Dead Sea, Jordan
|From Crossing the Dead Sea|
I almost didn’t go cycling with Tareef today, between last night’s engagement party and that third glass of red wine, and the horrendous wind and ominous clouds in Amman. I knew, though, that if I could just make it down the street to meet the club at Safeway, I wouldn’t regret it. I was right. The ride was beautiful, and not too hard, from the south end of the Dead Sea about two thirds of the way north (i.e. downwind, which is totally the way to go!).
And I got some nice compliments from people who would know.
First there was Sawsan, who I consider one of the best of the amateur cyclists. She came up behind me pedaling away furiously on a relatively flat stretch (it’s all about momentum for the next hill!). “Shift up,” she says. “I can’t,” I say. “I’m already on 8th gear.” I have to repeat myself, but then she says, “Wow! Your legs are really strong!” And suddenly I had an image of my best friend Phredd, with a backpack out on the Appalachian Trail, shouting, “Thunder thighs!” (I don’t think this ever happened, but it was a vivid image, just the kind of thing we would’ve done on the trail!)
Sometime later, Ammar came up beside me. He’s one of the true professionals, and the one who most frequently passes out advice to riders. He wanted to point out that I had made noticeable progress in the months I’ve been riding with Tareef. This was really nice to hear because, while that was part of the point of joining, it’s sometimes hard to tell oneself. As I’ve told Aktham more than once, sometimes I feel like I’m in worse shape from week to week.
I’d also like to thank my two heros of the day.
The first was Anas, another of the professionals in the club. On the two occasions, last week and this week, that the Tareef buses drove past the hot springs along the Dead Sea Highway, both sides of the road were mobbed with young men in their tighty-whiteys, and I was really not looking forward to riding past it. Then, when I saw the sign for the hot springs, I realized that I was riding alone, and couldn’t see anyone else back to the next curve behind me. But much to my relief, as I came up to the edge of the mobs of people, I saw Anis coming back the other way, and then watched him turn around and wait for me. He escorted me past the hot springs, reaffirming what I love about Tareef: they not only arrange the trips, but they are really great about making sure everything goes well for everyone.

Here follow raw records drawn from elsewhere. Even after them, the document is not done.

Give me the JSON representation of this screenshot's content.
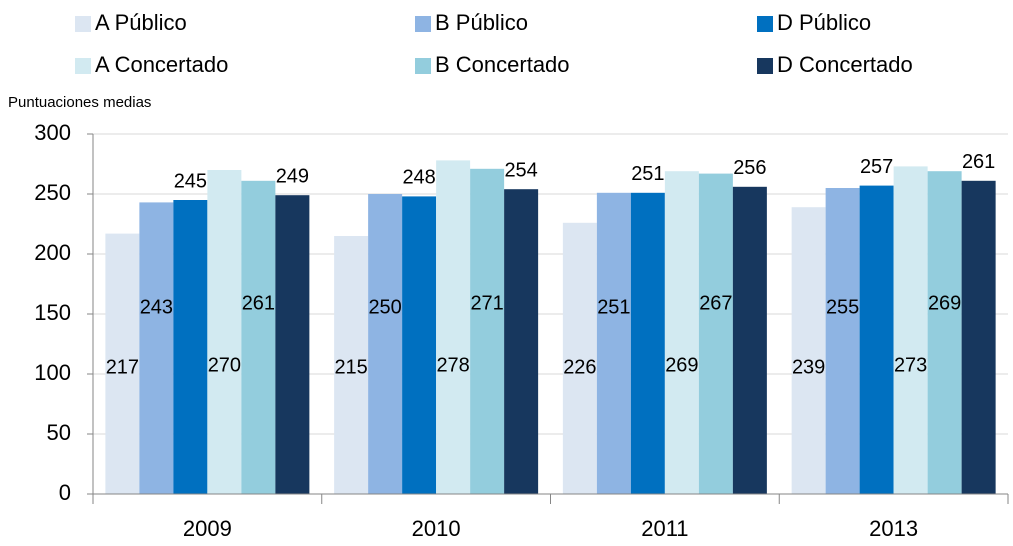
{
  "chart_data": {
    "type": "bar",
    "y_axis_label": "Puntuaciones medias",
    "categories": [
      "2009",
      "2010",
      "2011",
      "2013"
    ],
    "series": [
      {
        "name": "A Público",
        "color": "#dce6f2",
        "values": [
          217,
          215,
          226,
          239
        ]
      },
      {
        "name": "B Público",
        "color": "#8eb4e3",
        "values": [
          243,
          250,
          251,
          255
        ]
      },
      {
        "name": "D Público",
        "color": "#0070c0",
        "values": [
          245,
          248,
          251,
          257
        ]
      },
      {
        "name": "A Concertado",
        "color": "#d2eaf1",
        "values": [
          270,
          278,
          269,
          273
        ]
      },
      {
        "name": "B Concertado",
        "color": "#93cddd",
        "values": [
          261,
          271,
          267,
          269
        ]
      },
      {
        "name": "D Concertado",
        "color": "#17375e",
        "values": [
          249,
          254,
          256,
          261
        ]
      }
    ],
    "ylim": [
      0,
      300
    ],
    "yticks": [
      0,
      50,
      100,
      150,
      200,
      250,
      300
    ],
    "grid": true
  }
}
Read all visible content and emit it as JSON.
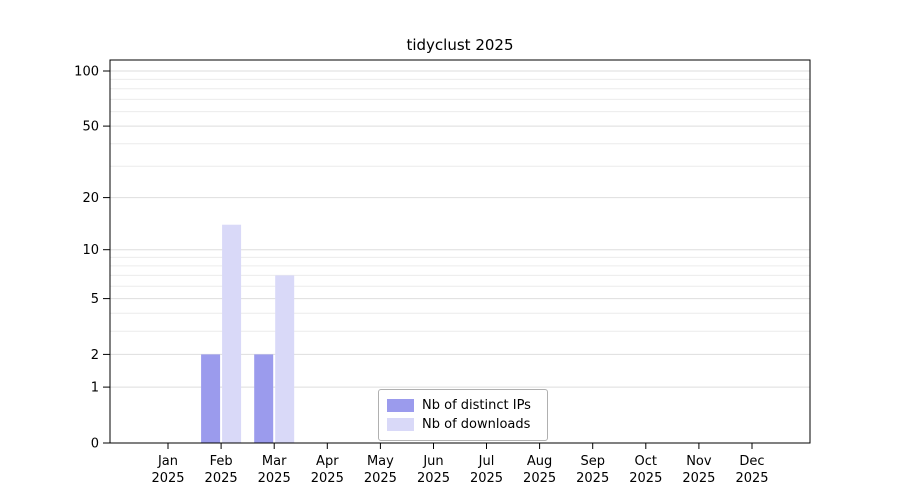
{
  "chart_data": {
    "type": "bar",
    "title": "tidyclust 2025",
    "categories": [
      "Jan",
      "Feb",
      "Mar",
      "Apr",
      "May",
      "Jun",
      "Jul",
      "Aug",
      "Sep",
      "Oct",
      "Nov",
      "Dec"
    ],
    "x_year_label": "2025",
    "series": [
      {
        "name": "Nb of distinct IPs",
        "color": "#9b9bed",
        "values": [
          0,
          2,
          2,
          0,
          0,
          0,
          0,
          0,
          0,
          0,
          0,
          0
        ]
      },
      {
        "name": "Nb of downloads",
        "color": "#d9d9f8",
        "values": [
          0,
          14,
          7,
          0,
          0,
          0,
          0,
          0,
          0,
          0,
          0,
          0
        ]
      }
    ],
    "y_ticks": [
      0,
      1,
      2,
      5,
      10,
      20,
      50,
      100
    ],
    "gridline_values": [
      1,
      2,
      3,
      4,
      5,
      6,
      7,
      8,
      9,
      10,
      20,
      30,
      40,
      50,
      60,
      70,
      80,
      90,
      100
    ],
    "y_scale": "log10(value+1)",
    "ylim": [
      0,
      100
    ],
    "xlabel": "",
    "ylabel": "",
    "grid": "on",
    "legend_position": "lower-center-inside"
  }
}
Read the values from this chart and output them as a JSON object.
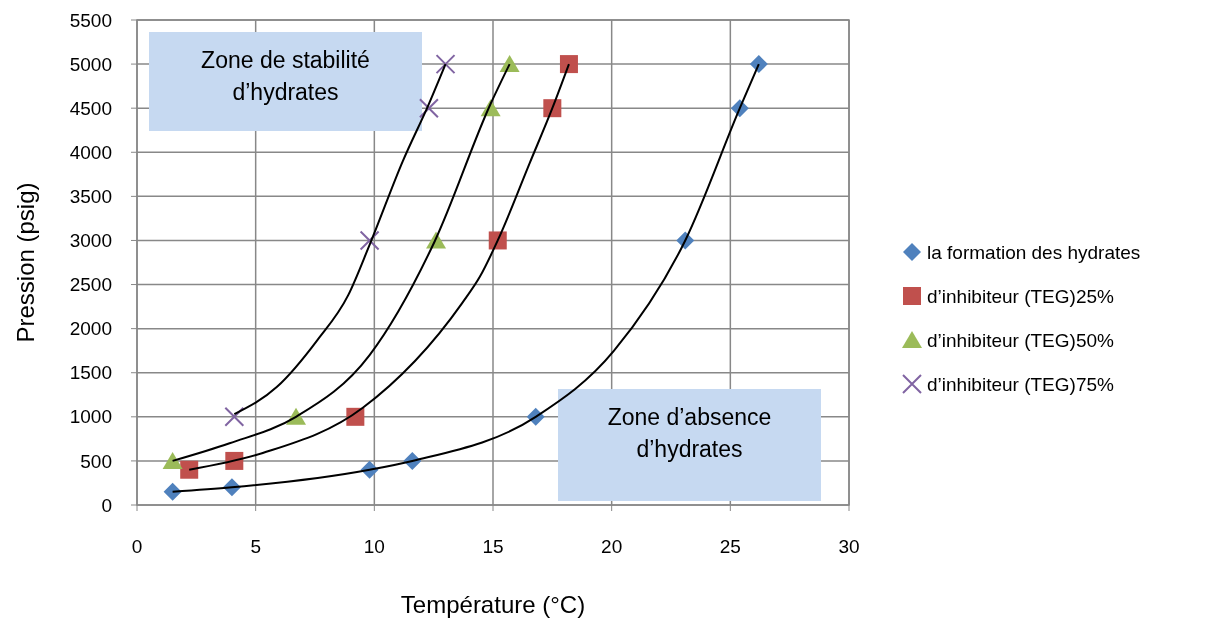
{
  "chart_data": {
    "type": "scatter",
    "xlabel": "Température  (°C)",
    "ylabel": "Pression (psig)",
    "xlim": [
      0,
      30
    ],
    "xticks": [
      0,
      5,
      10,
      15,
      20,
      25,
      30
    ],
    "ylim": [
      0,
      5500
    ],
    "yticks": [
      0,
      500,
      1000,
      1500,
      2000,
      2500,
      3000,
      3500,
      4000,
      4500,
      5000,
      5500
    ],
    "grid": true,
    "legend": "right",
    "annotations": [
      "Zone de stabilité\nd’hydrates",
      "Zone d’absence\nd’hydrates"
    ],
    "series": [
      {
        "name": "la formation des hydrates",
        "color": "#4f81bd",
        "marker": "diamond",
        "x": [
          1.5,
          4,
          9.8,
          11.6,
          16.8,
          23.1,
          25.4,
          26.2
        ],
        "values": [
          150,
          200,
          400,
          500,
          1000,
          3000,
          4500,
          5000
        ]
      },
      {
        "name": "d’inhibiteur (TEG)25%",
        "color": "#c0504d",
        "marker": "square",
        "x": [
          2.2,
          4.1,
          9.2,
          15.2,
          17.5,
          18.2
        ],
        "values": [
          400,
          500,
          1000,
          3000,
          4500,
          5000
        ]
      },
      {
        "name": "d’inhibiteur (TEG)50%",
        "color": "#9bbb59",
        "marker": "triangle",
        "x": [
          1.5,
          6.7,
          12.6,
          14.9,
          15.7
        ],
        "values": [
          500,
          1000,
          3000,
          4500,
          5000
        ]
      },
      {
        "name": "d’inhibiteur (TEG)75%",
        "color": "#8064a2",
        "marker": "cross",
        "x": [
          4.1,
          9.8,
          12.3,
          13
        ],
        "values": [
          1000,
          3000,
          4500,
          5000
        ]
      },
      {
        "type": "line",
        "color": "#000000",
        "marker": "none",
        "x": [
          1.5,
          4,
          9.8,
          11.6,
          16.8,
          20.1,
          23.1,
          25.4,
          26.2
        ],
        "values": [
          150,
          200,
          400,
          500,
          1000,
          1750,
          3000,
          4500,
          5000
        ]
      },
      {
        "type": "line",
        "color": "#000000",
        "marker": "none",
        "x": [
          2.2,
          5.3,
          9.5,
          13.7,
          14.45,
          15.2,
          16.55,
          17.5,
          18.2
        ],
        "values": [
          400,
          590,
          1100,
          2290,
          2590,
          3000,
          3880,
          4500,
          5000
        ]
      },
      {
        "type": "line",
        "color": "#000000",
        "marker": "none",
        "x": [
          1.5,
          3.9,
          6.7,
          9.8,
          12.56,
          14.9,
          15.7
        ],
        "values": [
          500,
          700,
          1000,
          1700,
          3000,
          4550,
          5000
        ]
      },
      {
        "type": "line",
        "color": "#000000",
        "marker": "none",
        "x": [
          4.1,
          5.9,
          7.6,
          8.9,
          9.8,
          11.2,
          12.3,
          13
        ],
        "values": [
          1030,
          1340,
          1870,
          2380,
          2950,
          3900,
          4550,
          5000
        ]
      }
    ]
  }
}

Ahmed came to my rescue not once, but twice! First, when I ran over a nail and popped the inner tube in my rear tire, he was the one who stopped and called Nader for me to get a new bike, and Ahmed and Hatem kept me company until Nader arrived. That was in the first 7km. Then, though he probably doesn’t realize it, he came to my rescue again in the last kilometer. There I was, a little ways ahead of Ahmed, minding my own business, when a powder blue sedan full of shabaab (young men) pulled up alongside me, shouting something I didn’t understand in Arabic. I ignored them, so they stopped on the shoulder ahead of me, clearly hoping I’d take the narrow little bit of pavement left to their right side. Instead, I swerved out into the street to pass them (uphill, no less!). So, of course, they pull off the shoulder and, as they drive past, several hands reach out the window and thwack me. Fortunately, they didn’t stop again, but I knew I was never going to make it the rest of the way up the hill. So I stopped, and waited for Ahmed to catch up and walk up the rest of the hill with me, to the outlook that’s becoming our regular stopping-point for our Dead Sea excursions.
As luck would have it, we also encountered Sam and Ester and her parents at the Dead Sea.